Pria kelahiran 31 Mei 1964 itu mengaku sejak tahun 1970-an, ketika dirinya mulai bisa membaca, suka membaca kolom olahraga di Harian Kompas. 

Pada saat itulah, dirinya mulai mengagumi keterampilan individual salah satu pemain legendaris Brazil, Pele dan Carlos Alberto. 

Andrean mengaku, saat generasi Zico, Socrate pada tahun 1980-an, lanjut ke generasi Ronaldo, Ronaldinho sampai generasi Neymar saat ini tetap mengidolakan Brazil. 


"Brazil tidak pernah kering akan bintang-bintang sepak bola. Brazil selalu mewarnai setiap Piala Dunia, terlepas dari juara atau tidak," kata dia. 

Sementara itu, kesukaannya dengan tim yang dijuliki tim panzer tidak lepas dari karakter bermain timnas Jerman tersebut. 

Dia menilai, setiap pertandingan yang dilakoni timnas Jerman berupaya bermain dengan baik hingga pluit panjang dibunyikan.

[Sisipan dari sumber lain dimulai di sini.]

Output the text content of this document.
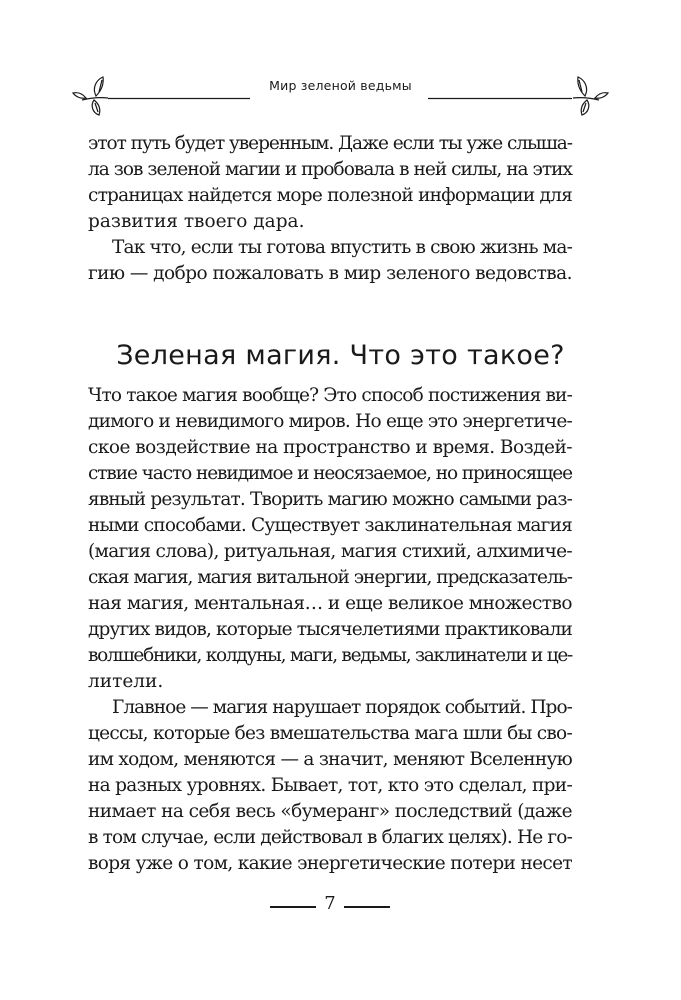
Мир зеленой ведьмы
этот путь будет уверенным. Даже если ты уже слыша-
ла зов зеленой магии и пробовала в ней силы, на этих
страницах найдется море полезной информации для
развития твоего дара.
Так что, если ты готова впустить в свою жизнь ма-
гию — добро пожаловать в мир зеленого ведовства.
Зеленая магия. Что это такое?
Что такое магия вообще? Это способ постижения ви-
димого и невидимого миров. Но еще это энергетиче-
ское воздействие на пространство и время. Воздей-
ствие часто невидимое и неосязаемое, но приносящее
явный результат. Творить магию можно самыми раз-
ными способами. Существует заклинательная магия
(магия слова), ритуальная, магия стихий, алхимиче-
ская магия, магия витальной энергии, предсказатель-
ная магия, ментальная… и еще великое множество
других видов, которые тысячелетиями практиковали
волшебники, колдуны, маги, ведьмы, заклинатели и це-
лители.
Главное — магия нарушает порядок событий. Про-
цессы, которые без вмешательства мага шли бы сво-
им ходом, меняются — а значит, меняют Вселенную
на разных уровнях. Бывает, тот, кто это сделал, при-
нимает на себя весь «бумеранг» последствий (даже
в том случае, если действовал в благих целях). Не го-
воря уже о том, какие энергетические потери несет
7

"Bagi sepakbola Jerman sebelum berakhir 90 menit, Jerman selalu tampil konsisten untuk mempertahankan keunggulan atau meraih kemenangan, kalau mereka pada posisi berimbang atau ketinggalan," ujar dia. 

Timnas Jerman, kata dia, memiliki karakter petarung diatas lapangan hijau dan ini membuat para penikmat sepak bola menjadi tidak bosan saat menonton pertandinga tim yang dijuluki Die Manschaft ini.

"Bagi pendukung Jerman selalu memberikan harapan, sementara bagi non pendukung Jerman, die Manschaft selalu membuat waswas karena dengan semangat juangnya Jerman selalu bisa membalikan situasi," pungkas dia.